THE PRESIDENT: Wait a minute, wait a minute. When you see the light on that desk there or here, it means you are going too fast. You understand?
GRIGORIEV: I understand, yes.
THE PRESIDENT: Very well.
MR. COUNSELLOR SMIRNOV: Please speak slowly, Witness. Continue, please.
THE PRESIDENT: You said you were working with your two sons in the field.
GRIGORIEV: Yes; my own two sons.
MR. COUNSELLOR SMIRNOV: Continue.
GRIGORIEV: We were led through the village to the last house at the outskirts. There were 19 of us, all told, in that house. So there we sat in that house. I sat close to the window and looked out of it. I saw German soldiers herd together a great number of people. I noticed my wife and my 9-year-old boy. They were chased right up to the house and then led back again—where to, I did not know.

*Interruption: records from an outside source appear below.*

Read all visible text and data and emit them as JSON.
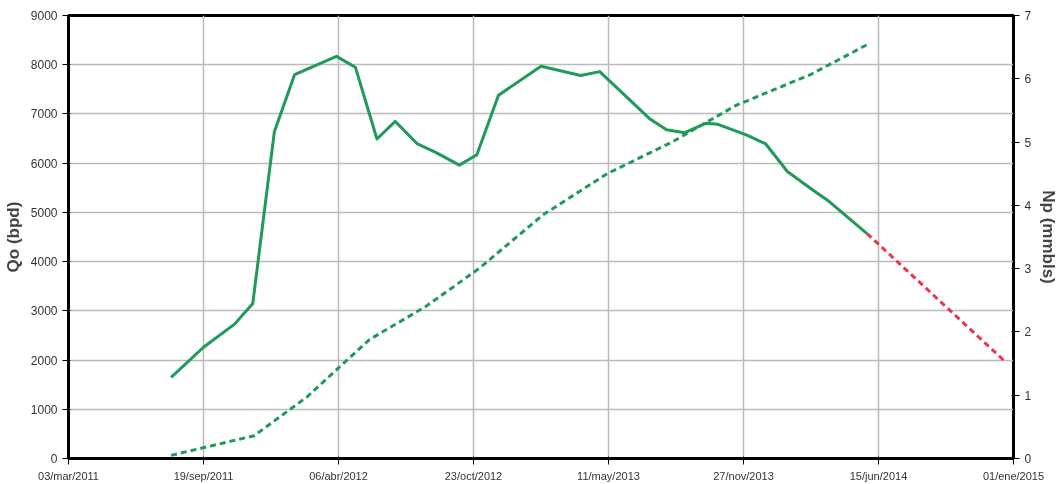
{
  "chart_data": {
    "type": "line",
    "ylabel": "Qo (bpd)",
    "y2label": "Np (mmbls)",
    "xlim": [
      "2011-03-03",
      "2015-01-01"
    ],
    "xticks": [
      {
        "value": "2011-03-03",
        "label": "03/mar/2011"
      },
      {
        "value": "2011-09-19",
        "label": "19/sep/2011"
      },
      {
        "value": "2012-04-06",
        "label": "06/abr/2012"
      },
      {
        "value": "2012-10-23",
        "label": "23/oct/2012"
      },
      {
        "value": "2013-05-11",
        "label": "11/may/2013"
      },
      {
        "value": "2013-11-27",
        "label": "27/nov/2013"
      },
      {
        "value": "2014-06-15",
        "label": "15/jun/2014"
      },
      {
        "value": "2015-01-01",
        "label": "01/ene/2015"
      }
    ],
    "ylim": [
      0,
      9000
    ],
    "yticks": [
      0,
      1000,
      2000,
      3000,
      4000,
      5000,
      6000,
      7000,
      8000,
      9000
    ],
    "y2lim": [
      0,
      7
    ],
    "y2ticks": [
      0,
      1,
      2,
      3,
      4,
      5,
      6,
      7
    ],
    "grid": true,
    "series": [
      {
        "color": "#1f9a5a",
        "line_style": "solid",
        "x": [
          "2011-08-02",
          "2011-09-19",
          "2011-11-04",
          "2011-12-01",
          "2012-01-02",
          "2012-02-01",
          "2012-04-03",
          "2012-05-01",
          "2012-06-02",
          "2012-06-29",
          "2012-08-01",
          "2012-08-28",
          "2012-10-02",
          "2012-10-28",
          "2012-11-29",
          "2013-01-31",
          "2013-03-31",
          "2013-04-28",
          "2013-07-12",
          "2013-08-05",
          "2013-09-01",
          "2013-10-02",
          "2013-10-20",
          "2013-12-02",
          "2013-12-30",
          "2014-01-31",
          "2014-03-07",
          "2014-04-03",
          "2014-05-29"
        ],
        "values": [
          1650,
          2260,
          2730,
          3150,
          6640,
          7800,
          8170,
          7950,
          6490,
          6850,
          6390,
          6220,
          5960,
          6170,
          7380,
          7970,
          7780,
          7860,
          6890,
          6680,
          6620,
          6810,
          6790,
          6570,
          6390,
          5830,
          5480,
          5220,
          4570
        ]
      },
      {
        "color": "#e8384f",
        "line_style": "dashed",
        "x": [
          "2014-05-29",
          "2014-12-18"
        ],
        "values": [
          4570,
          1990
        ]
      },
      {
        "color": "#1f9a5a",
        "line_style": "dashed",
        "axis": "y2",
        "x": [
          "2011-08-02",
          "2011-12-03",
          "2012-02-19",
          "2012-05-22",
          "2012-08-13",
          "2012-10-31",
          "2013-02-03",
          "2013-05-09",
          "2013-08-13",
          "2013-11-16",
          "2014-03-07",
          "2014-05-31"
        ],
        "values": [
          0.05,
          0.36,
          0.97,
          1.88,
          2.4,
          3.0,
          3.85,
          4.5,
          5.0,
          5.58,
          6.07,
          6.55
        ]
      }
    ]
  }
}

A little later three German machine gunners came in, accompanied by a fourth carrying a heavy revolver. We were ordered into another room. So we went, all 19 of us, and were lined up against a wall, including my two sons, and they began shooting at us from their machine guns. I stood right up to the wall, bending slightly.
After the first volley I fell to the floor, where I lay, too frightened to move. When they had shot all of us they left the house. When I came to, I looked round and saw my son Nikolai who had been shot and had fallen, face downwards. My second son I could not find anywhere.